Increasing CSIRO costs could result in 40 to 50 of its IT staff losing their jobs, according to Dr Michael Borgas, CSIRO staff association president for the Community and Public Sector Union.
According to the union, CSIRO's corporate support area had a frozen budget and $9 million in extra costs, $3 million of which were for Microsoft licences. The CSIRO is no longer considered as an academic organisation for software purposes, which has led to the additional charge, Borgas said.
In order to balance out the $9 million, savings that could not be found in other areas will have to be made by cutting jobs, the union said in a statement, with management not specifying a figure. The 40 to 50 number had been gleaned from sources, it said. IT support has around 300 staff, according to Borgas.
The union has said that CSIRO will unveil a new organisational structure after a national tour of sites, which started this Tuesday. Staff will then have some time to consider before applying for positions within that structure.
Borgas was concerned that the organisation seemed to be looking to retain workers with lower levels of skill and wages.

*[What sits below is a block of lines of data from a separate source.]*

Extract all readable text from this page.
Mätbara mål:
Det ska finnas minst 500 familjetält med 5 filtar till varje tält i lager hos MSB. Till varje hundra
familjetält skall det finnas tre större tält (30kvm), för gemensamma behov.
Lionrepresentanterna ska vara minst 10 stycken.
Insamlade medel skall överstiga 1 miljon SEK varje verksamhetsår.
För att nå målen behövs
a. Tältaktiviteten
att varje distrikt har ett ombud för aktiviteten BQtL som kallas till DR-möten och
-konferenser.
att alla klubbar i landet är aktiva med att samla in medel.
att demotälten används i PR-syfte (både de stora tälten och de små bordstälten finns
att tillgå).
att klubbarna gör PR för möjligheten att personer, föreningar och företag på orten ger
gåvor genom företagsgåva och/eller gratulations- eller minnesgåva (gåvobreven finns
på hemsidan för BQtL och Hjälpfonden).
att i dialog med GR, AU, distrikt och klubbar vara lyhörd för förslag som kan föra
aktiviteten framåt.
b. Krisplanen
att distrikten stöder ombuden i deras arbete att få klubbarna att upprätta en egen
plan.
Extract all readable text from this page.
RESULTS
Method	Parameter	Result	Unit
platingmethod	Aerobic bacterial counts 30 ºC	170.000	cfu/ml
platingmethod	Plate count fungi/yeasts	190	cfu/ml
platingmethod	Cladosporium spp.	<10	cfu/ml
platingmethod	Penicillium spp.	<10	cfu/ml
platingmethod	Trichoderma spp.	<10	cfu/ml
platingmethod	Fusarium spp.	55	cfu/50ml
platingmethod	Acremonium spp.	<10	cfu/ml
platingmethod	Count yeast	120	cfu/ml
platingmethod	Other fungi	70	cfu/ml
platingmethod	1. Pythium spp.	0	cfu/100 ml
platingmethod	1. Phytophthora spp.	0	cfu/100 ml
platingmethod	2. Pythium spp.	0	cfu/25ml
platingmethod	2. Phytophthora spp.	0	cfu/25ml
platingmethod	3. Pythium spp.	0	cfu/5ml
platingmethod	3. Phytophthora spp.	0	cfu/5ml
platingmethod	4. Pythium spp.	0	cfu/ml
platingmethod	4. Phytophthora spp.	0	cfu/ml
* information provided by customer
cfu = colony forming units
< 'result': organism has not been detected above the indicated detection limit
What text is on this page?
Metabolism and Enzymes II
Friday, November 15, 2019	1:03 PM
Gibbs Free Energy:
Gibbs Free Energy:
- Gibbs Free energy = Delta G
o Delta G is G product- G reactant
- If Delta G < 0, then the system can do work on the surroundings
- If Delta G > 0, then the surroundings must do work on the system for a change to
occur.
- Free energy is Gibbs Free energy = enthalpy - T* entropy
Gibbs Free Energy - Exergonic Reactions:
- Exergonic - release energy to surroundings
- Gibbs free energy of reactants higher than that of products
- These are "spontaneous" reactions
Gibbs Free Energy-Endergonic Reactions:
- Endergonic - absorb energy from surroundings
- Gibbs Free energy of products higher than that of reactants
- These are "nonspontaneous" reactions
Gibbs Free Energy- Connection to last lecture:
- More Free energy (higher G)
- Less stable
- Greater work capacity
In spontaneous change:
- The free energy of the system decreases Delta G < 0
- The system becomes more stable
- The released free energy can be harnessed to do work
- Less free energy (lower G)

He believed this would hinder scientists from being able to carry out their jobs efficiently, as the specialist IT workers supported the science projects heavily.
"IT is an essential part of doing the business of science now," he said, adding that if everyone was administering their own PCs and setting up their own labs, not as much science would get done. "If you're getting scientists to do that ... it's taking away time from the scientist."
A $70 to $80 million increase in capital expenditure, on, for example, laboratory equipment and computers, would also exacerbate the situation, he said. "Virtually no laboratory equipment that you can buy these days is devoid of IT."
Borgas expected that the redundancies would be made by September or October. The cuts are part of a larger program of support redundancies, according to Borgas.
CSIRO declined to comment, saying it would be premature to do so because of the face-to-face briefings it was currently holding with staff.